Nada além dos carros do rabecão acostumados a carregarem defuntos veio ao pensamento de Claudio. “Instituto Médico Legal. Que Merda!” Pensou ele. – Posso trocar? – Pode senhor, serão mais setecentos reais em taxas. – Como? O senhor pode escolher a placa. A taxa é setecentos reais, senhor! – Mas não tenho esse dinheiro. Não da pra ti mesmo trocar? – Infelizmente, não posso fazer nada senhor, o sistema é automático. – Mas... Claudio tentou ponderar, mas contra o sistema, ninguém vence, pois ele é um inimigo invisível. Contrariado, saiu com o carro emplacado. “IML 0666. Que número mais desgraçado. Claudio, 666 não é o número do capeta?” Conversava consigo mesmo.
Contrariado entrou na rodovia que levaria até sua casa, indignado com a placa do veículo, e contra o servidor que o atendera. “Filho da mãe...” E tantos outros palavrões emanavam de sua mente que a única imagem que lhe vinha era o debate no centro de registro, e o sorriso sádico do atendente que lhe informara a placa.

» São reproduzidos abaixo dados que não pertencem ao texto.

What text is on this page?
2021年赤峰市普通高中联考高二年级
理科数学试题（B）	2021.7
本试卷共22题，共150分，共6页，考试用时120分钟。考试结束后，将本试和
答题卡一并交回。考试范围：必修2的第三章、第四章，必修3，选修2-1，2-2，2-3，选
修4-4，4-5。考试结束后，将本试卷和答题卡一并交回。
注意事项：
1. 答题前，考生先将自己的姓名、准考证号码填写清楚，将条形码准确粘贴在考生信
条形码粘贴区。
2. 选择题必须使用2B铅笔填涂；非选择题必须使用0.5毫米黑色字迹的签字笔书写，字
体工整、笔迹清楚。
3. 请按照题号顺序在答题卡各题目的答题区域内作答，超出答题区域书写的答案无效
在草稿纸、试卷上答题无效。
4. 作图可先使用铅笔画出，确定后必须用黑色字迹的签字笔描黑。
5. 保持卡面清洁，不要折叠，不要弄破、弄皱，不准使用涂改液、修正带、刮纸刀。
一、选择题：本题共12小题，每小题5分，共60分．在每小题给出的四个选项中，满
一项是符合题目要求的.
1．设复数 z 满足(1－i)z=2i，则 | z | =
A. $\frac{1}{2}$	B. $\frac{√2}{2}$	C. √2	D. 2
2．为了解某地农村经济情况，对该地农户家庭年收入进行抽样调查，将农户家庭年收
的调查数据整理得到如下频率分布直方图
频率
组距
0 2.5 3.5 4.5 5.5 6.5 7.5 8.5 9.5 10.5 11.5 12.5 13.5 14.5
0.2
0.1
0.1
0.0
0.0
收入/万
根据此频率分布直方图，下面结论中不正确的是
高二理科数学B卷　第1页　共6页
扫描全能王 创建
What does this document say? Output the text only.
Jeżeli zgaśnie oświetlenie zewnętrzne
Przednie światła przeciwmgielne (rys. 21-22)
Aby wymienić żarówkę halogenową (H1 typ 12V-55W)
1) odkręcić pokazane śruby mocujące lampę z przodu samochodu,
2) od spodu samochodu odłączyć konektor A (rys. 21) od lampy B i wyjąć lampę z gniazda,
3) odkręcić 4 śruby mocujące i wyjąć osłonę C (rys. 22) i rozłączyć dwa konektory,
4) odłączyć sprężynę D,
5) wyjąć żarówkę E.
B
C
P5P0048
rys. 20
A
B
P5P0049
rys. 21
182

Claudio formava teorias conspiratórias. “Ele sabia... Fez para me irritar... Filho da mãe... Aqueles olhos cintilantes me olhando, negros como a piada que me dizia... Aquele sorriso largo de alegria em ver alguém assustado... aquele cavanhaque ridículo... filho da mãe...”
Absorto na imagem sarcástica do homem Claudio não percebeu a carreta cada vez mais próxima, tampouco ouviu a buzina estridente, e nem o grunhindo dos pneus, e mergulhou para a morte, ficando seu corpo entre os ferros daquilo que um dia fora seu grande sonho. Se seus olhos arregalados, petrificados pelo horror da morte, se revelassem a última imagem de sua vida, lá estaria aquele homem... Sorrindo...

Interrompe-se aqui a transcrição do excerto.